Diskussion: Bei allen Gedankengruppen wurde eine negative Assoziation zwischen dem Vorhandensein von Gedanken an Gesundheit und der HRQoL bei MmDm identifiziert. Die Stärke und Richtung des Zusammenhangs sollte in prospektiven Studien überprüft werden. Auffallend ist, dass bereits wenige Gedanken mit der Lebensqualität assoziiert sind. Welche Gedanken im Alltag besonders präsent sind, könnte in qualitativen Studien identifiziert werden. Der Zusammenhang zwischen positiven Gedanken und einer niedrigeren HRQoL ist überraschend. Andere Studien zeigen, dass positive Gedanken auch häufig mit positiven Outcomes (z.B. Wohlbefinden) assoziiert sind. Weitere Studien mit längeren Beobachtungszeiträumen könnten zudem potenzielle Langzeitwirkungen analysieren.

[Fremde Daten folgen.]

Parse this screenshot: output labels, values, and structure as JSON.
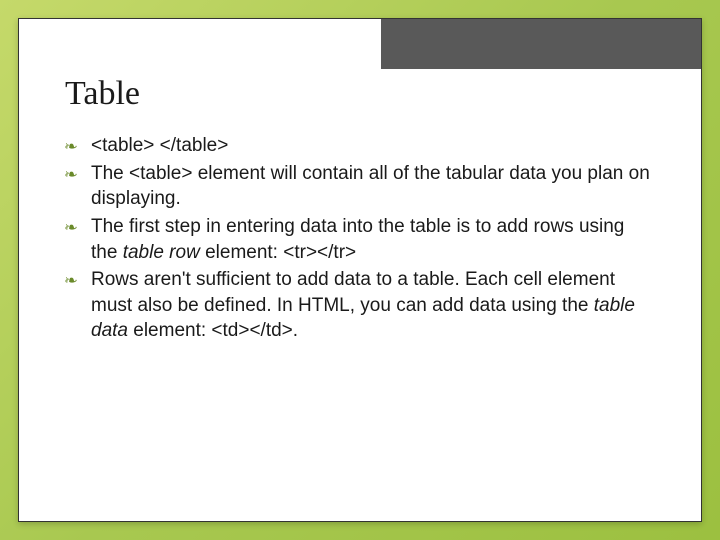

Praktische Implikationen: Nach den Ergebnissen der vorliegenden Studie, scheint die Berücksichtigung der Gedanken an Gesundheit bei der Messung der Lebensqualität auch bei MmDm erforderlich zu sein. Da ein Ziel der Nationalen Versorgungsleitlinien die Stärkung der Lebensqualität bei MmDm ist, lässt sich der wahrgenommene Nutzen von Maßnahmen nur durch eine korrekte Messung der Lebensqualität bewerten. Für die Bewertung scheint es daher nötig zu sein, Gedanken an Gesundheit in den Analysen zu berücksichtigen.

Im Kontext des Diabetesselbstmanagements sind Maßnahmen, die grundsätzlich eine Förderung der Häufigkeit der Gedanken an Gesundheit bewirken können, zu überprüfen. Hierbei sind vor allem telemedizinische Anwendungen zu benennen wie Gesundheitsapps in Form von Monitoringsystemen.

Inwieweit insbesondere auch positive Gedanken in beispielweise Diabetesschulungen gefördert werden sollen, ist zu überprüfen. Zentral ist dabei die Frage, für wen, in welchem Maße und unter welchen Umständen positive Gedanken förderlich sind. Weitere Subgruppenanalysen können dazu dienen, potenziell vulnerable Gruppen mit Gedankenformen mit negativer Konsequenz zu identifizieren.